V. Cirigliano, W. Dekens, J. de Vries, M.L. Graesser, E. Mereghetti, S. Pastore, and U. van Kolck,
Phys. Rev. Lett. 120 (2018) 202001

One of the most important advancements in modern particle physics was the observation of neutrino oscillations and the inference that neutrinos have mass. However, the origin of neutrino masses remains a mystery. They can arise from an interaction with the Higgs field that violates lepton number, makes neutrinos Majorana particles, and potentially explains the observed matter-antimatter asymmetry of the universe. This mechanism is only accessible through neutrinoless double-beta decay experiments, where two neutrons in a nucleus turn into two protons, with the emission of two electrons and no neutrinos.
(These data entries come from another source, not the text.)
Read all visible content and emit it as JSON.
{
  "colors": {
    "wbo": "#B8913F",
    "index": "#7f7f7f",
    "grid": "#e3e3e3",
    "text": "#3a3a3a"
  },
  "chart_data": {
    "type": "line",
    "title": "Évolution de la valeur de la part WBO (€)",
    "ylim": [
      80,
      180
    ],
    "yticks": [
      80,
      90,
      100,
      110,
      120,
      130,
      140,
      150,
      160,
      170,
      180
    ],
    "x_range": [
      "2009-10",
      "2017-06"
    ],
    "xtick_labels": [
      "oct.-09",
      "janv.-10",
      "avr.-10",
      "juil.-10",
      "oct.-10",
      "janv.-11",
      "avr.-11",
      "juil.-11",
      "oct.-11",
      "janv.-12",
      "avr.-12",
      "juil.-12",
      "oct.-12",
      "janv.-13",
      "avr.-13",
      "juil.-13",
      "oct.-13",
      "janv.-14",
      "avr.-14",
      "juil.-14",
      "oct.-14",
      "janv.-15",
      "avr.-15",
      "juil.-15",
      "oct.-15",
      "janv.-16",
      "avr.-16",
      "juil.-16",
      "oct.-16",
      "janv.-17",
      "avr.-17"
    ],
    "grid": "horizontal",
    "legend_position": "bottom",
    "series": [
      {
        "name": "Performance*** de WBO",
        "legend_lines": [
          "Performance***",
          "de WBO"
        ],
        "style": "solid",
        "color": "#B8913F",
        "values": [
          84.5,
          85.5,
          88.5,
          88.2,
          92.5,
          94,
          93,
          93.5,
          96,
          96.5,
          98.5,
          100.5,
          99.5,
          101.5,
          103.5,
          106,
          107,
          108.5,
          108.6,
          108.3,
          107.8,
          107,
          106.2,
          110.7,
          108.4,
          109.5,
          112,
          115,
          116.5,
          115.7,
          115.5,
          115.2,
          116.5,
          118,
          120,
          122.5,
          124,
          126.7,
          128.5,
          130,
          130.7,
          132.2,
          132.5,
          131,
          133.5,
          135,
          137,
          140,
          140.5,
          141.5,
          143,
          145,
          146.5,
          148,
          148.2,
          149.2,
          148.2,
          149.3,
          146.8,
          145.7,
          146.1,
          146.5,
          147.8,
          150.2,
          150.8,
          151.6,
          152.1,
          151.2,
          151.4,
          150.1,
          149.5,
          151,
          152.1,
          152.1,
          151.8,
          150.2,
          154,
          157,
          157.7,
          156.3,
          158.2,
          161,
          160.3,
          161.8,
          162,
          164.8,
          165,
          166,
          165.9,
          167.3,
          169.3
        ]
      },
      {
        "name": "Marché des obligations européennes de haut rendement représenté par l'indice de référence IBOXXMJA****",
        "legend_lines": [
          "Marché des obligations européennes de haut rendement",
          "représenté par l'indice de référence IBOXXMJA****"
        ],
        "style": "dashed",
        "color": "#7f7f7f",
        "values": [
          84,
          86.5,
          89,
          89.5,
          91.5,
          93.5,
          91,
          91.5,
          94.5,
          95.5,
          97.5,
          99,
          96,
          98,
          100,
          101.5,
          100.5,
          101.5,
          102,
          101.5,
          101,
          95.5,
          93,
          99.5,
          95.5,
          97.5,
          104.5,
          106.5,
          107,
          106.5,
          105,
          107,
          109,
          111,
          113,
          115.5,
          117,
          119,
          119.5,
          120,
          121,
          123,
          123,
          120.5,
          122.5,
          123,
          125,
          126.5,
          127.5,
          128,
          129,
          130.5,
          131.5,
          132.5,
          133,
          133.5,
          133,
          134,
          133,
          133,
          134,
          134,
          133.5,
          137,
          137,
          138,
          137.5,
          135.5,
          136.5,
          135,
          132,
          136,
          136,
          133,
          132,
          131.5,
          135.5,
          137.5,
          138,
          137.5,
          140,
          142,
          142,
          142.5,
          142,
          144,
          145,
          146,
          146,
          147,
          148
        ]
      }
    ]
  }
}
Nuclear physics is required for the interpretation of a non-zero signal (or lack thereof) from the enormous experimental effort which is underway around the world.
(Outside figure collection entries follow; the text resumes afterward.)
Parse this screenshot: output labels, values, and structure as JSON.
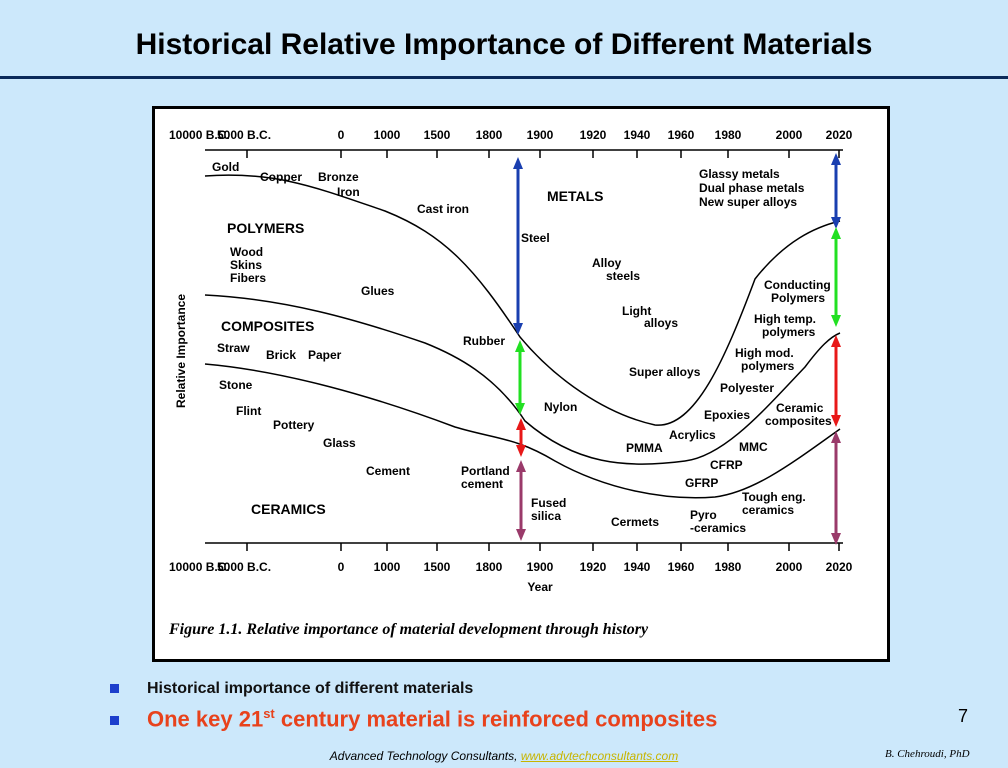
{
  "slide": {
    "title": "Historical Relative Importance of Different Materials",
    "page_number": "7",
    "footer_text": "Advanced Technology Consultants,",
    "footer_link": "www.advtechconsultants.com",
    "author": "B. Chehroudi, PhD"
  },
  "bullets": {
    "item1": "Historical importance of different materials",
    "item2_pre": "One key 21",
    "item2_sup": "st",
    "item2_post": " century material is reinforced composites"
  },
  "figure": {
    "caption": "Figure 1.1. Relative importance of material development through history",
    "y_axis_label": "Relative Importance",
    "x_axis_label": "Year",
    "top_ticks": [
      "10000 B.C.",
      "5000 B.C.",
      "0",
      "1000",
      "1500",
      "1800",
      "1900",
      "1920",
      "1940",
      "1960",
      "1980",
      "2000",
      "2020"
    ],
    "bottom_ticks": [
      "10000 B.C.",
      "5000 B.C.",
      "0",
      "1000",
      "1500",
      "1800",
      "1900",
      "1920",
      "1940",
      "1960",
      "1980",
      "2000",
      "2020"
    ],
    "region_labels": {
      "metals": "METALS",
      "polymers": "POLYMERS",
      "composites": "COMPOSITES",
      "ceramics": "CERAMICS"
    },
    "labels": {
      "gold": "Gold",
      "copper": "Copper",
      "bronze": "Bronze",
      "iron": "Iron",
      "cast_iron": "Cast iron",
      "steel": "Steel",
      "glassy": "Glassy metals",
      "dual": "Dual phase metals",
      "super_new": "New super alloys",
      "wood": "Wood",
      "skins": "Skins",
      "fibers": "Fibers",
      "glues": "Glues",
      "alloy": "Alloy",
      "steels": "steels",
      "light": "Light",
      "alloys": "alloys",
      "conducting1": "Conducting",
      "conducting2": "Polymers",
      "hightemp1": "High temp.",
      "hightemp2": "polymers",
      "rubber": "Rubber",
      "straw": "Straw",
      "brick": "Brick",
      "paper": "Paper",
      "highmod1": "High mod.",
      "highmod2": "polymers",
      "super_alloys": "Super alloys",
      "stone": "Stone",
      "polyester": "Polyester",
      "flint": "Flint",
      "nylon": "Nylon",
      "epoxies": "Epoxies",
      "ceramic1": "Ceramic",
      "ceramic2": "composites",
      "pottery": "Pottery",
      "acrylics": "Acrylics",
      "glass": "Glass",
      "pmma": "PMMA",
      "mmc": "MMC",
      "cement": "Cement",
      "portland1": "Portland",
      "portland2": "cement",
      "cfrp": "CFRP",
      "gfrp": "GFRP",
      "tough1": "Tough eng.",
      "tough2": "ceramics",
      "fused1": "Fused",
      "fused2": "silica",
      "cermets": "Cermets",
      "pyro1": "Pyro",
      "pyro2": "-ceramics"
    },
    "arrow_colors": {
      "metals": "#1a3fb0",
      "polymers": "#22e022",
      "composites": "#e81818",
      "ceramics": "#9a3a6a"
    }
  }
}
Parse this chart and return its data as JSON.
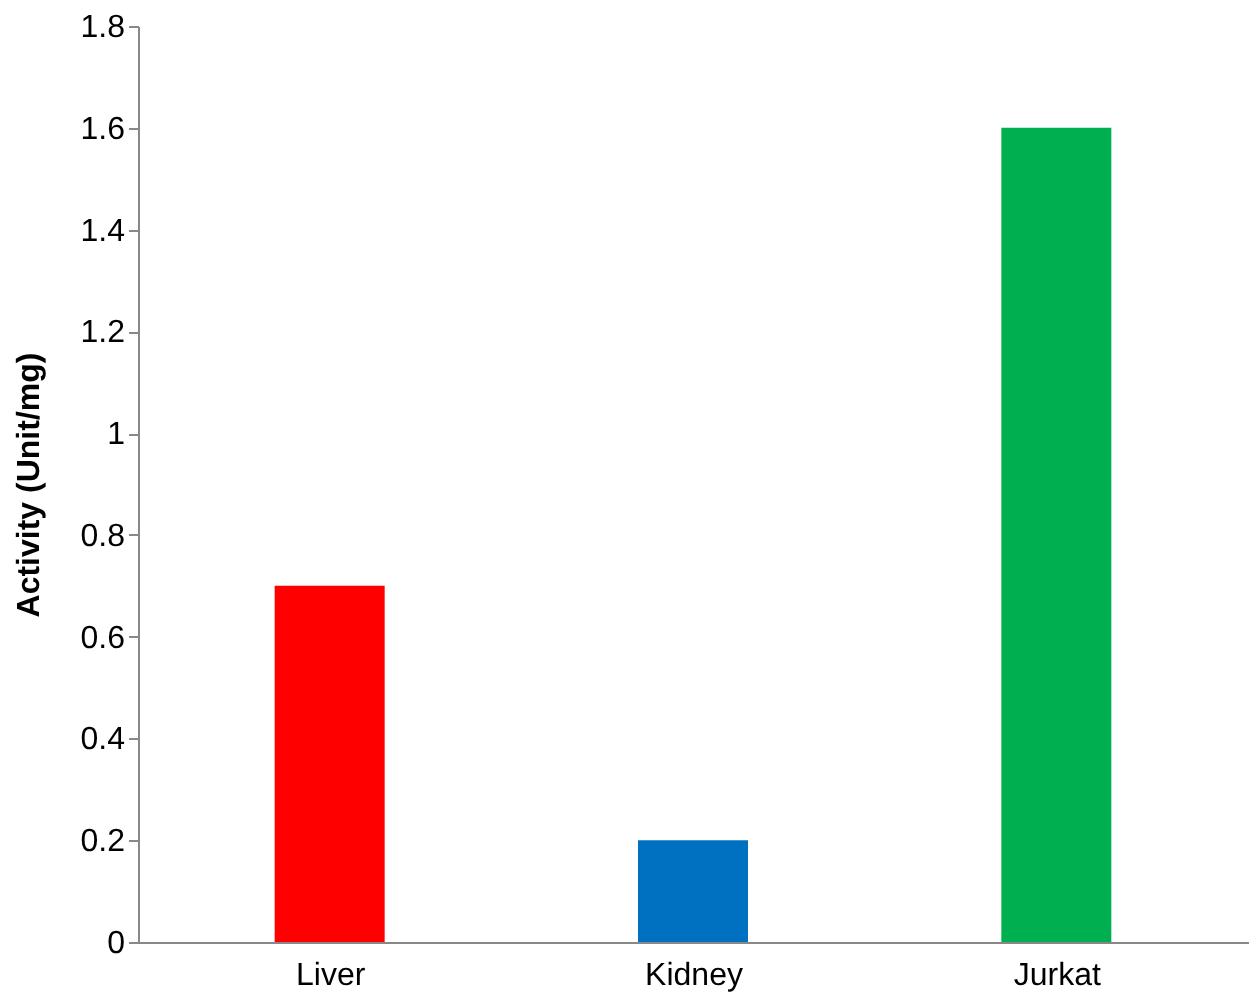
{
  "chart_data": {
    "type": "bar",
    "ylabel": "Activity (Unit/mg)",
    "categories": [
      "Liver",
      "Kidney",
      "Jurkat"
    ],
    "values": [
      0.7,
      0.2,
      1.6
    ],
    "colors": [
      "#ff0000",
      "#0070c0",
      "#00b050"
    ],
    "ylim": [
      0,
      1.8
    ],
    "yticks": [
      0,
      0.2,
      0.4,
      0.6,
      0.8,
      1,
      1.2,
      1.4,
      1.6,
      1.8
    ],
    "grid": false,
    "legend": false
  }
}
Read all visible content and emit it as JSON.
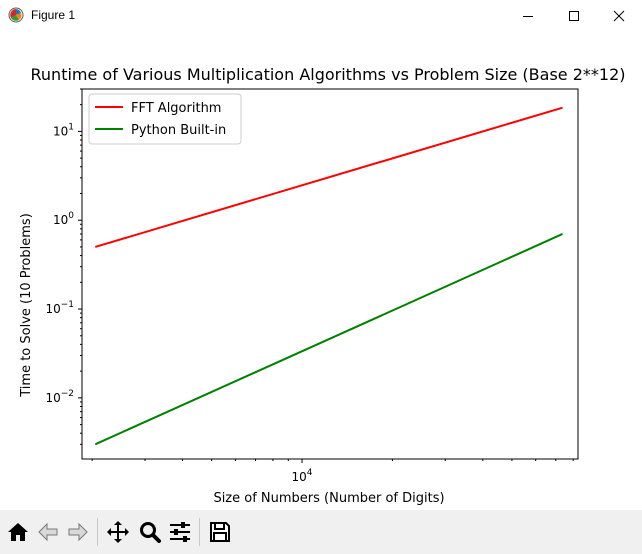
{
  "window": {
    "title": "Figure 1"
  },
  "titlebar_buttons": [
    "minimize-icon",
    "maximize-icon",
    "close-icon"
  ],
  "toolbar": {
    "icons": [
      "home-icon",
      "back-icon",
      "forward-icon",
      "pan-icon",
      "zoom-icon",
      "configure-subplots-icon",
      "save-icon"
    ]
  },
  "chart_data": {
    "type": "line",
    "title": "Runtime of Various Multiplication Algorithms vs Problem Size (Base 2**12)",
    "xlabel": "Size of Numbers (Number of Digits)",
    "ylabel": "Time to Solve (10 Problems)",
    "xscale": "log",
    "yscale": "log",
    "xlim": [
      1850,
      83000
    ],
    "ylim": [
      0.00205,
      30
    ],
    "x_ticks": [
      {
        "value": 10000,
        "label": "10^4",
        "base": "10",
        "exp": "4"
      }
    ],
    "y_ticks": [
      {
        "value": 0.01,
        "label": "10^-2",
        "base": "10",
        "exp": "−2"
      },
      {
        "value": 0.1,
        "label": "10^-1",
        "base": "10",
        "exp": "−1"
      },
      {
        "value": 1,
        "label": "10^0",
        "base": "10",
        "exp": "0"
      },
      {
        "value": 10,
        "label": "10^1",
        "base": "10",
        "exp": "1"
      }
    ],
    "grid": false,
    "legend_position": "upper-left",
    "series": [
      {
        "name": "FFT Algorithm",
        "color": "#ff0000",
        "x": [
          2048,
          73728
        ],
        "y": [
          0.5,
          18.5
        ]
      },
      {
        "name": "Python Built-in",
        "color": "#008000",
        "x": [
          2048,
          73728
        ],
        "y": [
          0.003,
          0.7
        ]
      }
    ]
  }
}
Based on renormalization arguments, we have now shown that the leading contribution to neutrinoless double-beta decay, where light Majorana neutrinos are exchanged between nucleons, is not well defined without a short-range interaction. This short-range contribution is missing in all current calculations and should eventually be determined from simulations of Quantum Chromodynamics on a spacetime lattice. It can also be estimated, via chiral symmetry, from isospin-breaking observables in the two-nucleon sector. Using existing data for such an estimate, we have shown explicitly in the decay of 12Be that this new short-range contribution can be comparable to model-dependent estimates of the long-range neutrino exchange. This new leading effect could thus significantly affect the neutrino mass properties extracted from double-beta-decay experiments.